The governor has a committee made up of judges and appointees from the public throughout the state who receive applications for interested attorneys and interview candidates. A position is open in the Duluth courthouse and one in the Carlton courthouse at this time. Traditionally, interested candidates are screened and three to five candidates for each position are forwarded to the governor for his selection.
Three candidates who were attorneys from Carlton County and worked regularly on cases at the Carlton courthouse applied, but only one, Frank Yetka, was interviewed. A list was compiled of only four names to be forwarded to the governor for the two judge seats and all the candidates were Duluth attorneys, three women and one man. The Duluth attorneys are: Leslie Beiers, Jill Eikenwall Cornwall, Theresa Neo and Nate Stumme.
Carlton County courts have a backlog of cases which many say is because there is a caseload for 2.8 judges but only two judges preside there. Periodically, Judge Shaun Floerke, head of the Sixth Judicial District, has assigned an extra judge to help out. Generally, the courthouse remains under-staffed compared to the Duluth courts.
Carlton County Chairman Dick Brenner, when called, said, "This, I think, is a big injustice to Carlton County residents. We have a highly qualified attorney in Frank Yetka who applied for the Carlton County judgeship. This selection is going against the traditional way judges have been chosen. There is talk Gov. Dayton has wanted to appoint some women for these positions and we had a woman apply.

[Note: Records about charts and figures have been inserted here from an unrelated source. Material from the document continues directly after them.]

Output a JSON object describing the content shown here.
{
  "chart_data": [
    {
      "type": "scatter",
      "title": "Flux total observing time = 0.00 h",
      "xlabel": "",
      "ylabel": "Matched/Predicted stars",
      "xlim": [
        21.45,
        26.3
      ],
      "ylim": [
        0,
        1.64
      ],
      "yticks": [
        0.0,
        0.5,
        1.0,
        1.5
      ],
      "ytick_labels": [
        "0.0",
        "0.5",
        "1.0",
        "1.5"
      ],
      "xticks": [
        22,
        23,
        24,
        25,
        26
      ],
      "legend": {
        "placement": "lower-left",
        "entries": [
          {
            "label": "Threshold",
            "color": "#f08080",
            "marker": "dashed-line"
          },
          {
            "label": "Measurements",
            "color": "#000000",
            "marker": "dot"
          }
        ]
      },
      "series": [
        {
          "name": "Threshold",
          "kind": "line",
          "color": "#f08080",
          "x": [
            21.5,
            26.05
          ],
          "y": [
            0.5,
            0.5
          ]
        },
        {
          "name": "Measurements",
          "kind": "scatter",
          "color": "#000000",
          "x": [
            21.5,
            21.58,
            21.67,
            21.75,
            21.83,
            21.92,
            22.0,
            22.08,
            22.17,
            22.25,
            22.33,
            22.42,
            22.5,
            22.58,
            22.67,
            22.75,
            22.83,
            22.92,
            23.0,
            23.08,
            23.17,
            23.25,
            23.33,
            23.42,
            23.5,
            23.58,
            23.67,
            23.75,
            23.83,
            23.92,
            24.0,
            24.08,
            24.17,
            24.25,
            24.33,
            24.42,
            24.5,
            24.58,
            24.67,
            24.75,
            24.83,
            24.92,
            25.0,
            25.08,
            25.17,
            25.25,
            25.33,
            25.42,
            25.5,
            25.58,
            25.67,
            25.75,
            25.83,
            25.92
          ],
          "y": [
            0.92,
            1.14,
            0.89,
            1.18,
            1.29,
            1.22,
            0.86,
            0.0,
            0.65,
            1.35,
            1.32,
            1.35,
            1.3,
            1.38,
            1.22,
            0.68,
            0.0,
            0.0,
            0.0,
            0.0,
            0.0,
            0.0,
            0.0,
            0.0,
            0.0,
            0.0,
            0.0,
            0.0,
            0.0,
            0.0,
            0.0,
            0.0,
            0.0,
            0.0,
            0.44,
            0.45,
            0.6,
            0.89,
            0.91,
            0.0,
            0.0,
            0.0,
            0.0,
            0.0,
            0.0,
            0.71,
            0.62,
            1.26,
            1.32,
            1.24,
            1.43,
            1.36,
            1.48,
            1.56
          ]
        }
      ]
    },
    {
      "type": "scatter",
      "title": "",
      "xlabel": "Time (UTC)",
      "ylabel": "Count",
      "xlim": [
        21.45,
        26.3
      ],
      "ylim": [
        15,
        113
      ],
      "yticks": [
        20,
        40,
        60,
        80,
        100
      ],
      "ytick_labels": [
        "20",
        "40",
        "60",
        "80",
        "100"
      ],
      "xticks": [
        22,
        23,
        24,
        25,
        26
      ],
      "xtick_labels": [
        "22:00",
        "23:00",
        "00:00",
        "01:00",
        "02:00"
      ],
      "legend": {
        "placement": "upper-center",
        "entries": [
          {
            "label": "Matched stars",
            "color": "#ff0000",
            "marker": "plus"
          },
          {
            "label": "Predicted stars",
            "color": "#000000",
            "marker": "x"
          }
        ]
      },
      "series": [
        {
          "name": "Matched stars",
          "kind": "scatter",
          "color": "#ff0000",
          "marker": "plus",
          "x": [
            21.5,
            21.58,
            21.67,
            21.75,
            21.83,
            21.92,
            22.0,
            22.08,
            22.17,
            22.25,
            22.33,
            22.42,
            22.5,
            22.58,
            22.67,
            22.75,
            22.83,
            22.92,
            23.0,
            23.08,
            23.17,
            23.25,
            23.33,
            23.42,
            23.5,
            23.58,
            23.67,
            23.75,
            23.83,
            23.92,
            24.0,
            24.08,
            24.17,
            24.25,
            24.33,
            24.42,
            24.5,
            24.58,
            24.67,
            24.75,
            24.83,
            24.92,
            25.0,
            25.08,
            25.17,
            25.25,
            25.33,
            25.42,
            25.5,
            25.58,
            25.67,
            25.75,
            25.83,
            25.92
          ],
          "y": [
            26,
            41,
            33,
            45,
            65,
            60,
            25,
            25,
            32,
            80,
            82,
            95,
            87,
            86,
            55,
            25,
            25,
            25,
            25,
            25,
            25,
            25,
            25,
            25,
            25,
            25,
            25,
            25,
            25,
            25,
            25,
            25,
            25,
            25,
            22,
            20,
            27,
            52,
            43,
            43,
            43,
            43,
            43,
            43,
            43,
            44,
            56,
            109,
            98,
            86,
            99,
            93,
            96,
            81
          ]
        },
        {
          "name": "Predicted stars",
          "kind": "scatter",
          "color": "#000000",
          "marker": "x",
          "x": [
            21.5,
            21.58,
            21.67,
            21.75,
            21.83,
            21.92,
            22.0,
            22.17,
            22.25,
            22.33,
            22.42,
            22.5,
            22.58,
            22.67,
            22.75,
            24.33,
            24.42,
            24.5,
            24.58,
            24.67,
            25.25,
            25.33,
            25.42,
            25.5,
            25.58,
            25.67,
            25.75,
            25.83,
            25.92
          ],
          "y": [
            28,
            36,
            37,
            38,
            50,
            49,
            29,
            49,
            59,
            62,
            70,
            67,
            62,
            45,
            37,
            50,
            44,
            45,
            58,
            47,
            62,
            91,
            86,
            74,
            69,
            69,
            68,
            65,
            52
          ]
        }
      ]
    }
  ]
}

I am very unhappy about this."
It can be noted that for some time discussion has been held among the sitting judges that there needs to be an overhaul of the courthouse system. Several of the sitting judges are appointees of Republican governors and have been selected from attorneys experienced as prosecutors. Regional court hubs in large population areas have been discussed.
"It is a shame," commented Patty Murto, former director of the Volunteer Attorney Program for Northeast Minnesota. "We have several ideal Carlton County attorneys that could have been picked. I worry that this will hurt the pool of practicing attorneys in our more rural communities because they will not be considered for a judicial appointment. It appears a Duluth attorney will only be considered for our area."
Several local residents are writing to the governor and are encouraging others to do so also. The governor does not have to pick his choices from the committee's recommended list of four.